Bridge To Algebra 2

2A + 7C = 107

2A + C = 29

subtract

6C = 78

C = 13

2A + 13 = 29

A = 8

The first step in this problem is to establish your relationships between the numbers. In other words, you need to write an equation to represent the problem. I like to start by defining my variables.

C - price of children's ticket

A - price of adult ticket

T - amount of money that the school made

Now we can write an equation to represent the situation. In this problem, there will actually be two equations because we have the first night of the play and the second night of the play.

First Night: 2A + 7C = $107

Second Night: 2A + 1C = $29

You may notice that I never used the variable T in my equation. The reason for this is, I substituted in the specific values of T ($107 and $29 for the respective nights).

Now, my goal is to solve these equations to find the value of both A and C. Because I am solving for two unknown variables, and have two equations to work from, I am solving a systems of equations. There are a couple of strategies that work to solve these; I am going to use substitution.

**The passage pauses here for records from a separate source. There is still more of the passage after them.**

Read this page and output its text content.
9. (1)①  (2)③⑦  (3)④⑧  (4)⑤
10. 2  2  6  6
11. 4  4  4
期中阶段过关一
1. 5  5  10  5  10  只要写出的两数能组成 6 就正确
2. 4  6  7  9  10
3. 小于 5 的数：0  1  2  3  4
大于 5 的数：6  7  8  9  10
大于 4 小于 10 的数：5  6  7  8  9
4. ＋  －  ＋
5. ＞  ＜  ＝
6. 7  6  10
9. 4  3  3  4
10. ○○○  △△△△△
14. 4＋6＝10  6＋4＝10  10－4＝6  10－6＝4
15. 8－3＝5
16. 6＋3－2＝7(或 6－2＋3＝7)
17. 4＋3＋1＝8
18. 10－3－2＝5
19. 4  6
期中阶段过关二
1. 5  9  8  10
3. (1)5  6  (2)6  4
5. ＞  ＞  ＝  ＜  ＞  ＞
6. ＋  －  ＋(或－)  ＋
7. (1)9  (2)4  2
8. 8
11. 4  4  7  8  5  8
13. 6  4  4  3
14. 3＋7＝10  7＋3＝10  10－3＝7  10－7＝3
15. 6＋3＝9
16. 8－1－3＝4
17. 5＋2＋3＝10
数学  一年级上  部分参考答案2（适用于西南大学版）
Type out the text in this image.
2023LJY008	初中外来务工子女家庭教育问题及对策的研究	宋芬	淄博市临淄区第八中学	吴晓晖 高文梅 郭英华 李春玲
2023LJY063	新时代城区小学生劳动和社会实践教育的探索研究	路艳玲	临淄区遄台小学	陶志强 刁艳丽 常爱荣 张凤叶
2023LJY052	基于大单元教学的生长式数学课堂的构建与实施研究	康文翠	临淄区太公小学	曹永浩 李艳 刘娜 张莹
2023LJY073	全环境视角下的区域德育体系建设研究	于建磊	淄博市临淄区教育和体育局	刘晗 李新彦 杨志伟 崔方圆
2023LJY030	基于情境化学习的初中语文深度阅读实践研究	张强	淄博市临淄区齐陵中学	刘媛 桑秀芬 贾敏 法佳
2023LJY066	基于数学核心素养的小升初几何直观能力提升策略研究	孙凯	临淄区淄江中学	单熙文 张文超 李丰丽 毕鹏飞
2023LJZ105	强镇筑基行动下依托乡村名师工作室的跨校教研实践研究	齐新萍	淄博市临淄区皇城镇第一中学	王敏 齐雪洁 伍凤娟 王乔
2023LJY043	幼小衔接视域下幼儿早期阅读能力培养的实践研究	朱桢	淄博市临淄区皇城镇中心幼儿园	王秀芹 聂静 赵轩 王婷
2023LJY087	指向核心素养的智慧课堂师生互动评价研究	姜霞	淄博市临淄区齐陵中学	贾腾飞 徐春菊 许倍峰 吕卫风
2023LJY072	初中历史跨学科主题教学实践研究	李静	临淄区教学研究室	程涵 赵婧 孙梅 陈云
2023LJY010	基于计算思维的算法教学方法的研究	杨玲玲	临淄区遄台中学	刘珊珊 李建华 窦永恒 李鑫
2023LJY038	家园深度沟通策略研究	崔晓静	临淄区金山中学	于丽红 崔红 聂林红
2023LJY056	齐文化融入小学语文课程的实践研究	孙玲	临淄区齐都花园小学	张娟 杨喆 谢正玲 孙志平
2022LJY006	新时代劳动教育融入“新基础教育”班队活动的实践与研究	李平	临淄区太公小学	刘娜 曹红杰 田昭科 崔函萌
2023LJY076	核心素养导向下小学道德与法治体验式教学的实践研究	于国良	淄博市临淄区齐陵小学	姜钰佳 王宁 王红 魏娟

The premise of substitution is to solve one of my equations for a variable, and then plug that information into the second equation. This leaves me with only one variable and then I can get the value of that variable. Once I know one variable, I can solve for the other.

1. Solve 2A - C = $29 for C.

This means I get C alone. First I will subtract 2A from both sides. This leaves me with -C = 29 - 2A. Then I must multiply both sides by -1 to get C = -29 +2A or C = 2A - 29.

2. Plug in my value (2A - 29) for C in the second equation.

2A + 7C = $107

2A + 7 (2A - 29) = 107

3. Solve the equation for A.

2A + 7 (2A - 29) = 107 (original equation)

2A + 14A - 203 = 107 (multiply the 7 through)

-12A - 203 = 107 (group like terms)

-12A = 107 - 203 = -96 (subtract 203 from both sides)

A = 8 (divide both sides by -12)

This means that the adult ticket cost $8.

4. Use our knowledge of A to solve for C.

2A + 1C = $29

2(8) + C = $29 (plug in 8 for A)

16 + C = $29 (multiplication)

C = 13 (subtract 16 from both sides)

This means that children's tickets cost $13.

Answer: Adult tickets cost $8 and children's tickets cost $13. This isn't the most conventional ticketing price, but if you check by substituting our values into the first equation, the math is correct.